Formal diagnosis is important for another reason: it’s often the key to using accessibility services in schools and workplaces. These services can range from extra time on exams, to accessible technology or quiet places to work in an office. Writer and producer Dev Ramsawakh, who was able to get medication and treatment through their family doctor, never got formally diagnosed, which barred them from certain services at the University of Toronto.

“The school did actually need me to get a diagnosis of some kind in order to access some of the more technological accommodations,” Mx. Ramsawakh said. “I pretty much never really pursued the official diagnosis because of the cost it would take.”

The benefits of being diagnosed can be as simple as feeling validated, too. When my psychologist finally told me I had ADHD – six months and $1,400 after I’d first looked into getting diagnosed – I was flooded with a mix of vindication and relief. I apologized for crying on the Zoom call, overwhelmed with emotion, and my psychologist waved a pixelated hand through the air.

“This happens all the time,” she said.

I had spent years blaming myself for my difficulties with work, school and even everyday tasks; years thinking I was a bad student, a lazy journalist, a poor friend. Having an explanation and a way forward meant everything.

Treatment can look different for everyone. For me, it’s a stimulant in the morning and a series of coping strategies I use throughout the workday: to-do lists, schedules, timers. I’m also working on being kinder to myself, more patient and understanding when I’m struggling more than my peers.

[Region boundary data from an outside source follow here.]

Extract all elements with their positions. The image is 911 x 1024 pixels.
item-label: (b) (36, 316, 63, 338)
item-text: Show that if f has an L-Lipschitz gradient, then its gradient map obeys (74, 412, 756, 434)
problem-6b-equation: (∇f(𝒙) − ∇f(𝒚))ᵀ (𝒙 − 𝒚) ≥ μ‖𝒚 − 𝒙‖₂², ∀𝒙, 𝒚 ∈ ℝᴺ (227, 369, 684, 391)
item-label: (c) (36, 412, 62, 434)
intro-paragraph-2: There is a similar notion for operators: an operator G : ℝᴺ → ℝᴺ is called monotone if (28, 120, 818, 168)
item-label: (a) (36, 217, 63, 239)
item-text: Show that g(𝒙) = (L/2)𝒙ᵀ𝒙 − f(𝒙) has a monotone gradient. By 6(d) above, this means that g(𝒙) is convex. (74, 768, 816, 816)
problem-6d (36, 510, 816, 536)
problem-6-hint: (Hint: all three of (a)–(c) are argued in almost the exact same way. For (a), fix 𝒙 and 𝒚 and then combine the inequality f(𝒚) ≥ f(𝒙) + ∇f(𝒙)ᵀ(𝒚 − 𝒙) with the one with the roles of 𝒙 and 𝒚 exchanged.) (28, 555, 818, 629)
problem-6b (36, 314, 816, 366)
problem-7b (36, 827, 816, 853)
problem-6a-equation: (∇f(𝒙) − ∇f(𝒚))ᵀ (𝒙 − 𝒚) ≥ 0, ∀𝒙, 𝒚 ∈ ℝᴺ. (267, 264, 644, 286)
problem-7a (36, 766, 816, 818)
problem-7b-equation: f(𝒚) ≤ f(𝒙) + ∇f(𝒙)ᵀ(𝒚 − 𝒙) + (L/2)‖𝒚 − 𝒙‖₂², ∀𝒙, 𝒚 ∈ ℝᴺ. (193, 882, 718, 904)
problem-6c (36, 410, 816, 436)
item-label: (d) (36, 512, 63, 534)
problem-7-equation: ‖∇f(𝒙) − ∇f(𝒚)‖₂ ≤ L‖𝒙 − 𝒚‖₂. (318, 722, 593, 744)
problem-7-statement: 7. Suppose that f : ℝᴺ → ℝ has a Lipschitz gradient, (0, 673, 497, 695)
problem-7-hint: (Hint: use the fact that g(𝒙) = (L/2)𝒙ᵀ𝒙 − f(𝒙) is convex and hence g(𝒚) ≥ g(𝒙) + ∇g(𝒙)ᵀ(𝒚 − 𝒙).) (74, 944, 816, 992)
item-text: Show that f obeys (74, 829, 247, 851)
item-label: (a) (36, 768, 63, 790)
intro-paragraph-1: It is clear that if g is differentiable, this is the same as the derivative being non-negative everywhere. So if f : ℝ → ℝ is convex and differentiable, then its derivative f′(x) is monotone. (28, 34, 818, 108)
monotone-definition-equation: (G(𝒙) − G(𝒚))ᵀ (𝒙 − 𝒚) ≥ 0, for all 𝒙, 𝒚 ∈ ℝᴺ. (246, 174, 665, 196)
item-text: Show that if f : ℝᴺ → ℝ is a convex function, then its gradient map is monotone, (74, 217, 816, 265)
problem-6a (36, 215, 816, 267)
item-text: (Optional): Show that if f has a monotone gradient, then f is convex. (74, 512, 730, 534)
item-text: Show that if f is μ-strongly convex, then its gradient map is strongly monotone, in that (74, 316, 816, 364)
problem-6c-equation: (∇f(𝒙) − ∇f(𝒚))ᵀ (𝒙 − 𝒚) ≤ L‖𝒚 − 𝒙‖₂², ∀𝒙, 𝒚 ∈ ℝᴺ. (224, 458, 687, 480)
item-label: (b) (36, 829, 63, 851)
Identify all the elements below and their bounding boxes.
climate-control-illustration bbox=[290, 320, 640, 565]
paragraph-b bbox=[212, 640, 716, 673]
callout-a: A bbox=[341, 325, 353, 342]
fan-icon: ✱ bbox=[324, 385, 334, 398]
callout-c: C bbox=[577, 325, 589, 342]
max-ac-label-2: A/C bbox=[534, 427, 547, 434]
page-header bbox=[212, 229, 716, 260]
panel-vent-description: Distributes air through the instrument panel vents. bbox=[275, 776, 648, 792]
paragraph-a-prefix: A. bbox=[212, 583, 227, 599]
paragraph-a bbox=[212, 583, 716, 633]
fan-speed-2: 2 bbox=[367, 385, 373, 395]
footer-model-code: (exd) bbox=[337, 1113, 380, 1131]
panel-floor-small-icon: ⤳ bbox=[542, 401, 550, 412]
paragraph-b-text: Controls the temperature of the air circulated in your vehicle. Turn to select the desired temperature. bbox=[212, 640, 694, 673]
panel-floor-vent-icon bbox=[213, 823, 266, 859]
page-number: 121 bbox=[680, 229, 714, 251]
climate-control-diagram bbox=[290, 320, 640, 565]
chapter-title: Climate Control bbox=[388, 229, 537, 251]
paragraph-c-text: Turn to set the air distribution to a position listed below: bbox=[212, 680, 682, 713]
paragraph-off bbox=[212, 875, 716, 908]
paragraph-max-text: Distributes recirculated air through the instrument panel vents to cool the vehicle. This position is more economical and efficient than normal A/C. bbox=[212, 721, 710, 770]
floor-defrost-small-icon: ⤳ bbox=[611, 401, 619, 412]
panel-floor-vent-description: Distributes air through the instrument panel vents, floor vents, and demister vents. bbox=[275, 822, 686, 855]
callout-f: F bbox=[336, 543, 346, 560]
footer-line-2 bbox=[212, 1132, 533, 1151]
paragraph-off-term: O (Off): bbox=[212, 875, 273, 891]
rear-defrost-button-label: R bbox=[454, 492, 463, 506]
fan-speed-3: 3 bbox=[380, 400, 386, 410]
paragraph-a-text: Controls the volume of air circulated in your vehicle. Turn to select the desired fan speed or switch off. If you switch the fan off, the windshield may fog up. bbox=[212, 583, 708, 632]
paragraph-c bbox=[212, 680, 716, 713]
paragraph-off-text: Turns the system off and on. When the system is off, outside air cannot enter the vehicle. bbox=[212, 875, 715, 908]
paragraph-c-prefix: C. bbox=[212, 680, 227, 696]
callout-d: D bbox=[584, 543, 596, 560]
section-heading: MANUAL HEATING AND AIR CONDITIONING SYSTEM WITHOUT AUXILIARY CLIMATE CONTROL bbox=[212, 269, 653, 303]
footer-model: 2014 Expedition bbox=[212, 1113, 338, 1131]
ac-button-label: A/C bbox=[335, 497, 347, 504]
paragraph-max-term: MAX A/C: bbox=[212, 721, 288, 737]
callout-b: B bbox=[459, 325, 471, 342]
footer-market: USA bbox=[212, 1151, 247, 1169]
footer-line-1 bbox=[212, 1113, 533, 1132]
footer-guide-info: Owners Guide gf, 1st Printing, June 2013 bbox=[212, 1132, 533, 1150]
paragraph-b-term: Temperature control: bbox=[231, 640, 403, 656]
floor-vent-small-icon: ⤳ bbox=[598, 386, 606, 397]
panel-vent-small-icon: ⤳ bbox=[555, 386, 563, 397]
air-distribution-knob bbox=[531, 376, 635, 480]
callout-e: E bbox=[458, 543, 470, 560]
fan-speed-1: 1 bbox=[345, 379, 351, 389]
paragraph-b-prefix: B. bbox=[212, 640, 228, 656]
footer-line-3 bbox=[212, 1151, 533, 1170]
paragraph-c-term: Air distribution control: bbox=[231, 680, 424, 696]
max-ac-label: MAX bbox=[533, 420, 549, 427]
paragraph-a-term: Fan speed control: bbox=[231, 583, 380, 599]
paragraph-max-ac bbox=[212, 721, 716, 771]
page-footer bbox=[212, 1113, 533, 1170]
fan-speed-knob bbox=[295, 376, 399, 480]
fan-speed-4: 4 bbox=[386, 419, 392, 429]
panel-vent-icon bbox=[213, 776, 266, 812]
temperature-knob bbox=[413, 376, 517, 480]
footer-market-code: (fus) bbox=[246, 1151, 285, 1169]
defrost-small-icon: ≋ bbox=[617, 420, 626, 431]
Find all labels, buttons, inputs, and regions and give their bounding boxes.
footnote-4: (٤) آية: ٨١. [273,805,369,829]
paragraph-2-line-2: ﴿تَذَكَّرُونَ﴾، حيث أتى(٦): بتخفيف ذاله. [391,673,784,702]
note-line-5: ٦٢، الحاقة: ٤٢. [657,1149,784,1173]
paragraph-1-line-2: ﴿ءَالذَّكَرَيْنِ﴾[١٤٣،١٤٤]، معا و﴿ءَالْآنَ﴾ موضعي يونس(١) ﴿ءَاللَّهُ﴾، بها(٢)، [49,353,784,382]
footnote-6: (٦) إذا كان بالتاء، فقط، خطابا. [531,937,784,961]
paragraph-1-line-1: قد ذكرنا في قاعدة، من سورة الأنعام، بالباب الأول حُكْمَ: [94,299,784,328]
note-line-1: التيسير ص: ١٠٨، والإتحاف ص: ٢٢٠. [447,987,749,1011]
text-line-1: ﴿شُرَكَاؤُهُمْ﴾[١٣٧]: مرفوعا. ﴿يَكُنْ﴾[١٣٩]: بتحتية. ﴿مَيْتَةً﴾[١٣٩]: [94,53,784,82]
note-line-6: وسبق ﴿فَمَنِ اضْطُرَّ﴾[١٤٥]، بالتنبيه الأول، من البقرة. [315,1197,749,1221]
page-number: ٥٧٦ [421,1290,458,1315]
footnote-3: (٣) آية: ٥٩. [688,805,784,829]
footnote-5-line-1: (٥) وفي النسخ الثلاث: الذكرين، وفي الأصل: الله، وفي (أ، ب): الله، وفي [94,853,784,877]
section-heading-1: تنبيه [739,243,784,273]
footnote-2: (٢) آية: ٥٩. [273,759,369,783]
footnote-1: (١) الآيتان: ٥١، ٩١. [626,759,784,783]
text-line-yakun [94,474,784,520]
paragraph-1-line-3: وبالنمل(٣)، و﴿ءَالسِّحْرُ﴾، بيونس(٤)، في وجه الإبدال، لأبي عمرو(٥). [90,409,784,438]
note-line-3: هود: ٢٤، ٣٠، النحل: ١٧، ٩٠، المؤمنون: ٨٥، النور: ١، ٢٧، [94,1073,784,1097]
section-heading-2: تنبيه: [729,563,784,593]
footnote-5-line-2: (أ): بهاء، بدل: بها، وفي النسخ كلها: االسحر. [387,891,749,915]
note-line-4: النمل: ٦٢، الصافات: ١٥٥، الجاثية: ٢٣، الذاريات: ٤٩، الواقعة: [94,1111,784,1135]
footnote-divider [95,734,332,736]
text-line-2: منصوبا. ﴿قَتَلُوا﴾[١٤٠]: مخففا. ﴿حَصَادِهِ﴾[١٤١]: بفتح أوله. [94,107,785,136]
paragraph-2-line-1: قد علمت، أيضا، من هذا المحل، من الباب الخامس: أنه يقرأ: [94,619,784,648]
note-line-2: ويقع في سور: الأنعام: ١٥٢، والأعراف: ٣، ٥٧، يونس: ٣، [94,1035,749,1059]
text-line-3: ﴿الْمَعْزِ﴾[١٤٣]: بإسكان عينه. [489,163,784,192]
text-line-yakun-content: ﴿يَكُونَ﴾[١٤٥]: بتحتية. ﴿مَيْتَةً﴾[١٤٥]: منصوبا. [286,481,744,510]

I’m sure there were other, less pricey ways for me to get diagnosed, but I was at a point where I couldn’t wait any longer. I’m lucky I was able to pay out-of-pocket, but that’s not a reality for everyone – and money shouldn’t be a barrier, nor should geography or anything else.

As more adults realize they might have ADHD, we need better systems in place for accessible treatment. Our culture is slowly shifting toward more understanding and compassion for people with ADHD – our medical care should reflect that.